「面白いものは舗装道路にはない」
『脳は耳で感動する』を読んでいて、心に残った言葉です。振り返ってみると、これまでの経験からも確かにそうだなと感じます。本書ではコンサートの例が紹介されていました。誰かにチケットを買ってもらって行くコンサートと、自分で調べ、苦労して手に入れたチケットで行くコンサート——同じ会場でも、感じ方はまるで違います。

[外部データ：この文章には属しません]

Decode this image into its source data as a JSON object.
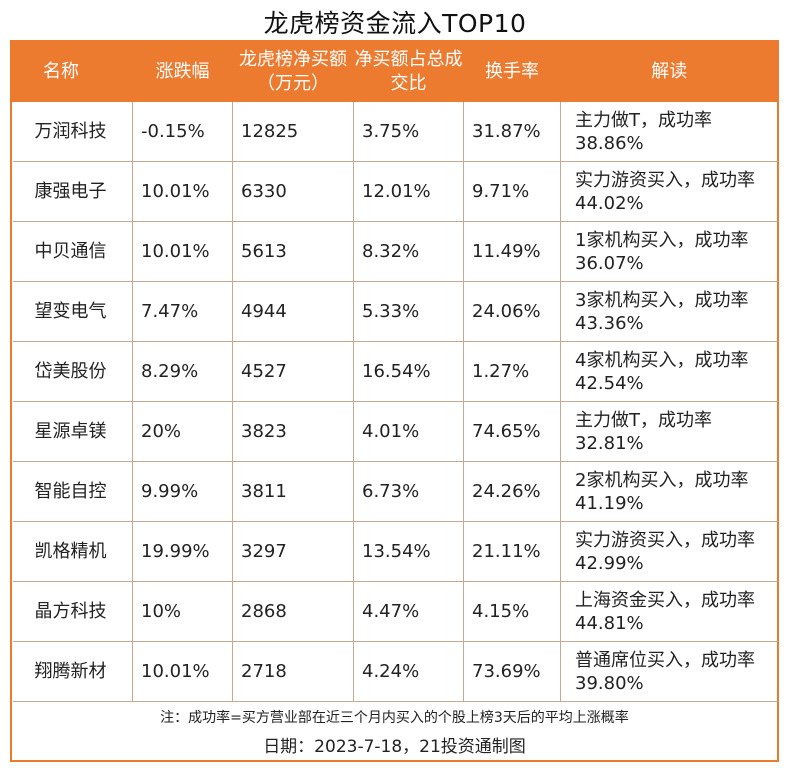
{
  "title": "龙虎榜资金流入TOP10",
  "headers": {
    "name": "名称",
    "change": "涨跌幅",
    "net_buy": "龙虎榜净买额（万元）",
    "ratio": "净买额占总成交比",
    "turnover": "换手率",
    "comment": "解读"
  },
  "rows": [
    {
      "name": "万润科技",
      "change": "-0.15%",
      "net_buy": "12825",
      "ratio": "3.75%",
      "turnover": "31.87%",
      "comment": "主力做T，成功率38.86%"
    },
    {
      "name": "康强电子",
      "change": "10.01%",
      "net_buy": "6330",
      "ratio": "12.01%",
      "turnover": "9.71%",
      "comment": "实力游资买入，成功率44.02%"
    },
    {
      "name": "中贝通信",
      "change": "10.01%",
      "net_buy": "5613",
      "ratio": "8.32%",
      "turnover": "11.49%",
      "comment": "1家机构买入，成功率36.07%"
    },
    {
      "name": "望变电气",
      "change": "7.47%",
      "net_buy": "4944",
      "ratio": "5.33%",
      "turnover": "24.06%",
      "comment": "3家机构买入，成功率43.36%"
    },
    {
      "name": "岱美股份",
      "change": "8.29%",
      "net_buy": "4527",
      "ratio": "16.54%",
      "turnover": "1.27%",
      "comment": "4家机构买入，成功率42.54%"
    },
    {
      "name": "星源卓镁",
      "change": "20%",
      "net_buy": "3823",
      "ratio": "4.01%",
      "turnover": "74.65%",
      "comment": "主力做T，成功率32.81%"
    },
    {
      "name": "智能自控",
      "change": "9.99%",
      "net_buy": "3811",
      "ratio": "6.73%",
      "turnover": "24.26%",
      "comment": "2家机构买入，成功率41.19%"
    },
    {
      "name": "凯格精机",
      "change": "19.99%",
      "net_buy": "3297",
      "ratio": "13.54%",
      "turnover": "21.11%",
      "comment": "实力游资买入，成功率42.99%"
    },
    {
      "name": "晶方科技",
      "change": "10%",
      "net_buy": "2868",
      "ratio": "4.47%",
      "turnover": "4.15%",
      "comment": "上海资金买入，成功率44.81%"
    },
    {
      "name": "翔腾新材",
      "change": "10.01%",
      "net_buy": "2718",
      "ratio": "4.24%",
      "turnover": "73.69%",
      "comment": "普通席位买入，成功率39.80%"
    }
  ],
  "note": "注：成功率=买方营业部在近三个月内买入的个股上榜3天后的平均上涨概率",
  "credit": "日期：2023-7-18，21投资通制图",
  "colors": {
    "accent": "#ec7a2f"
  }
}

「学び」もきっと同じです。誰かから教えてもらった知識と、自分の手でつかみにいった知識とでは、「腹落ち度合い」がまったく違う。思い返せば、中学・高校時代に受けた英検は「なんとなく」取ってみた資格だったせいか、自分の中ではあまり印象に残っていません。けれど社会人になってからFPや簿記を学ぼうと思い立ち、YouTubeや書籍を頼りに勉強を始めたとき——それは初めて「自分から取りに行った」学びでした。
お金の知識は今でも日常の中で活きています。税金や専門用語が出てきても動じなくなったのは、一つの証拠なのかもしれません。
未知の分野を学ぶことは、舗装された道を歩くよりも、砂利道や道なき道を手探りで進むような感覚があります。ゴールが見えず、不安もあるけれど、それでも楽しい。童心に帰ったようなワクワク感がありました。思えば子どもの頃は、こうして「学ぶこと」そのものを楽しんでいたな、とも思います。
きっと「面白いもの」とは、舗装道路の外にある小さな冒険の中に潜んでいるのだと思います。だからこそ、寄り道や蛇行を恐れずに、楽しみながら歩いていきたい。大人になっても、そんな“砂利道の学び”を意識的に取り入れることが、人生を豊かにする秘訣なのかもしれません。